FAJAR.CO.ID - Ketegangan militer yang meningkat antara Amerika Serikat dan Iran di Timur Tengah berpotensi mengguncang stabilitas ekonomi global, termasuk fluktuasi harga minyak dan keamanan energi dunia. Menanggapi situasi kritis ini, Indonesia mengambil langkah diplomasi proaktif dengan menawarkan diri sebagai mediator guna meredakan ketegangan dan mencegah perang terbuka yang lebih luas.
Indonesia Tawarkan Mediasi di Tengah Krisis Timur Tengah
Presiden Republik Indonesia, Prabowo Subianto, menyatakan kesiapannya untuk memfasilitasi dialog antara pihak-pihak yang berseteru.

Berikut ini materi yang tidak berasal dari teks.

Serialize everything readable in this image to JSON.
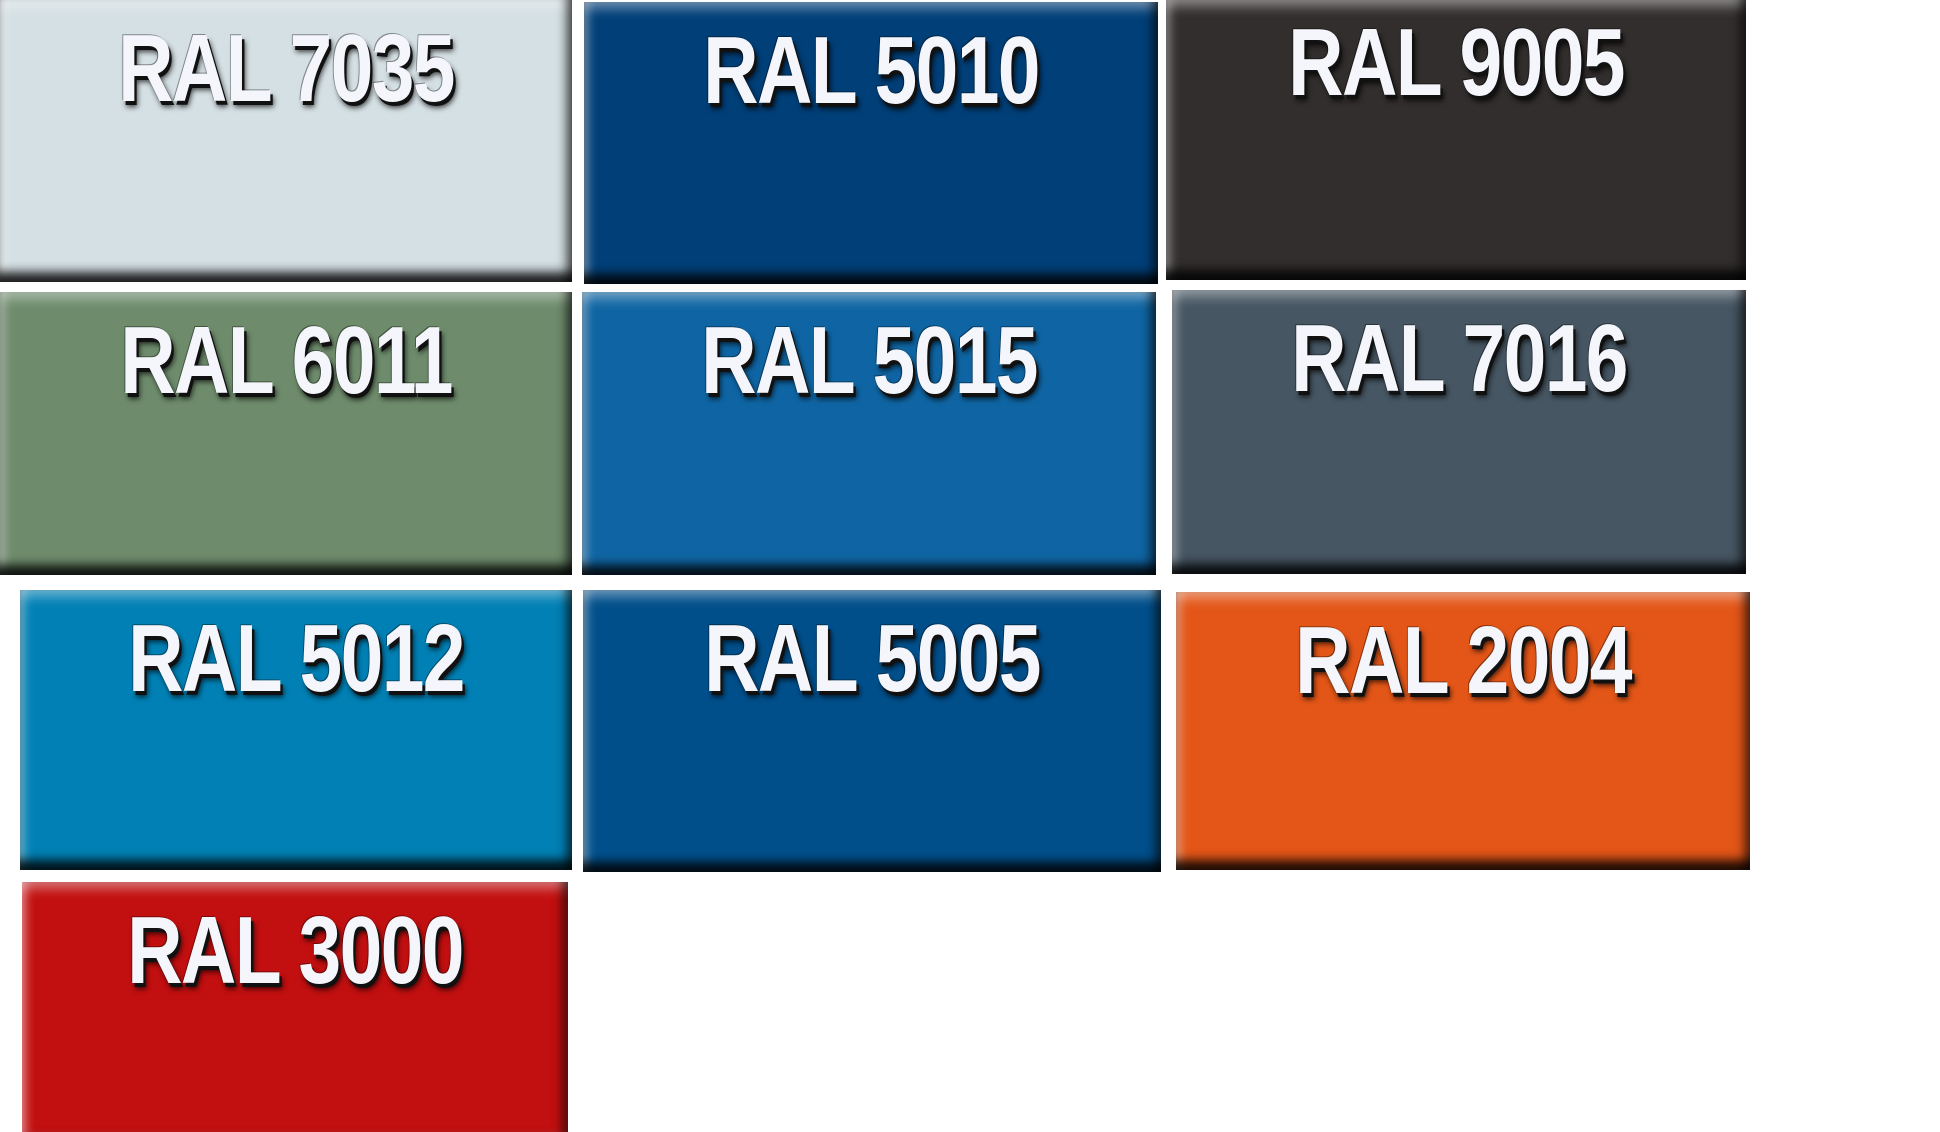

Dalam pernyataan resmi, pemerintah Indonesia menegaskan komitmennya untuk membangun kembali kondisi keamanan yang kondusif di kawasan tersebut.
"Pemerintah Indonesia, khususnya Presiden Republik Indonesia, menyatakan readiness-nya untuk memfasilitasi dialog guna membangun kembali kondisi keamanan yang kondusif," jelas pernyataan dari Kementerian Luar Negeri RI.
Diplomasi Langsung dan Kunjungan ke Teheran
Lebih lanjut, Presiden Prabowo siap menjalankan tugas berat sebagai mediator dan bahkan bersedia melakukan kunjungan diplomatik langsung ke Teheran apabila kedua belah pihak menyetujui langkah tersebut. Kesediaan ini menunjukkan sikap aktif Indonesia dalam mengupayakan perdamaian global.
"Jika disetujui oleh kedua belah pihak, Presiden Indonesia bersedia melakukan perjalanan ke Teheran untuk melakukan mediasi," kata Kementerian Luar Negeri RI.
Kemenlu RI Sampaikan Keprihatinan atas Eskalasi Konflik
Kementerian Luar Negeri Republik Indonesia juga menyampaikan keprihatinan mendalam melalui media sosial resmi mereka. Indonesia sangat menyesalkan kegagalan negosiasi yang telah menyebabkan eskalasi militer di kawasan Timur Tengah.